Arte e testimonianze di un orizzonte globale a roma

La mostra racchiude opere che dimostrano il ruolo di roma come città aperta al mondo e alla diversità, a dispetto di un’epoca segnata da chiusure e conflitti. Esempi emblematici sono il rilascio della libertà a uno schiavo da parte del pittore spagnolo Diego Velázquez, attraverso il ritratto di Juan de Pareja, servitore di origine indiana.

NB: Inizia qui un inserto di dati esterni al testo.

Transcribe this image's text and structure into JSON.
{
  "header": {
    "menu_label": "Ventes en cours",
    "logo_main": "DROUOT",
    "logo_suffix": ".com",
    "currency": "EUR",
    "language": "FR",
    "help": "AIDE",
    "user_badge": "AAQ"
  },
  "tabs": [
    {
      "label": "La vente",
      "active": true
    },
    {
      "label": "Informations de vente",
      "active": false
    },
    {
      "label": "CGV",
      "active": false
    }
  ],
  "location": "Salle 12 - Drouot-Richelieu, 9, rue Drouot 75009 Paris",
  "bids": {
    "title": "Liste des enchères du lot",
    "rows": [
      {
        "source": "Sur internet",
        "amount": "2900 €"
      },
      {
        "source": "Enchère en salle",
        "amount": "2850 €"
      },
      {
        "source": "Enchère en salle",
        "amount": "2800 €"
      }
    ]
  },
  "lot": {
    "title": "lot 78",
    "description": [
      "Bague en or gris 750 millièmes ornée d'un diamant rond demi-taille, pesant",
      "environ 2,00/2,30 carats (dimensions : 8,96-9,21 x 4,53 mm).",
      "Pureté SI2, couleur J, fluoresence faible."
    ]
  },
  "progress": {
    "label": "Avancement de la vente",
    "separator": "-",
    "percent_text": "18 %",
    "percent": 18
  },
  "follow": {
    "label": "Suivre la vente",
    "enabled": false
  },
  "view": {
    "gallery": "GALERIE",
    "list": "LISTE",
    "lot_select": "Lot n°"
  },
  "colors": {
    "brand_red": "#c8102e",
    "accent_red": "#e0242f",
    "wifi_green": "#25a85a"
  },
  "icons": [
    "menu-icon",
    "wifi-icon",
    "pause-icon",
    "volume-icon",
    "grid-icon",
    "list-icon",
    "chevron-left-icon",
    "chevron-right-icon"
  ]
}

Questo avvenimento, avvenuto nel 1650 e celebrato pubblicamente, racconta momenti di riconoscimento personale e sociale nella capitale pontificia.

Pietro della valle e la presenza delle culture orientali a roma

Un altro episodio importante è quello di Pietro della Valle, nobile romano che tra il 1614 e il 1624 compì viaggi in Turchia, Persia e India accompagnato dalla moglie persiana Sitti Ma’ani Gioerida. Al ritorno, dopo la morte della donna, Pietro volle un funerale imponente nella cappella di famiglia a Santa Maria in Aracoeli. Nel catafalco erano rappresentate virtù dedicate alla sposa con epitaffi in lingue orientali come il siriaco e l’arabo, mentre il volume illustrato del funerale la mostra con abiti e oggetti tipici persiani, simboleggiando la presenza e l’influenza delle culture extraeuropee nella Roma di quegli anni.

Bernini e pozzo: rappresentare il mondo attraverso l’arte barocca

L’arte monumentale del Seicento romano si prestò a visualizzare in chiave allegorica le diverse parti del mondo allora conosciute. Gian Lorenzo Bernini concepì per la Fontana dei Quattro Fiumi in piazza Navona le statue del Nilo, del Rio della Plata, del Danubio e del Gange. Queste figure tentano di rappresentare i grandi continenti ai quali la chiesa rivolgeva la propria azione evangelica sotto il pontificato di Innocenzo X. Le sculture traducono in forme umane un concetto geografico e culturale che mirava a proiettare Roma come fulcro della diffusione del cristianesimo.

L’opera di andrea pozzo e le figure femminili del mondo

Andrea Pozzo, per la decorazione della volta della chiesa di Sant’Ignazio, ideò invece un ciclo con figure femminili che impersonano Europa, Africa, America e Asia. Attorno a loro, oggetti che provengono da collezioni romane, testimonianze materiali della conoscenza appena acquisita del mondo. Entrambe le opere mettono in scena un’immagine di Roma come città immersa nei flussi globali, capace di accogliere e rappresentare diversità lontane in un linguaggio artistico che unisce simboli e riferimenti concreti.

Questi esempi dimostrano chiaramente come, nel corso del Seicento, la capitale papale abbia rappresentato un crocevia di culture e di incontri, mantenendo viva una memoria figurativa di relazioni internazionali che parla ancora oggi.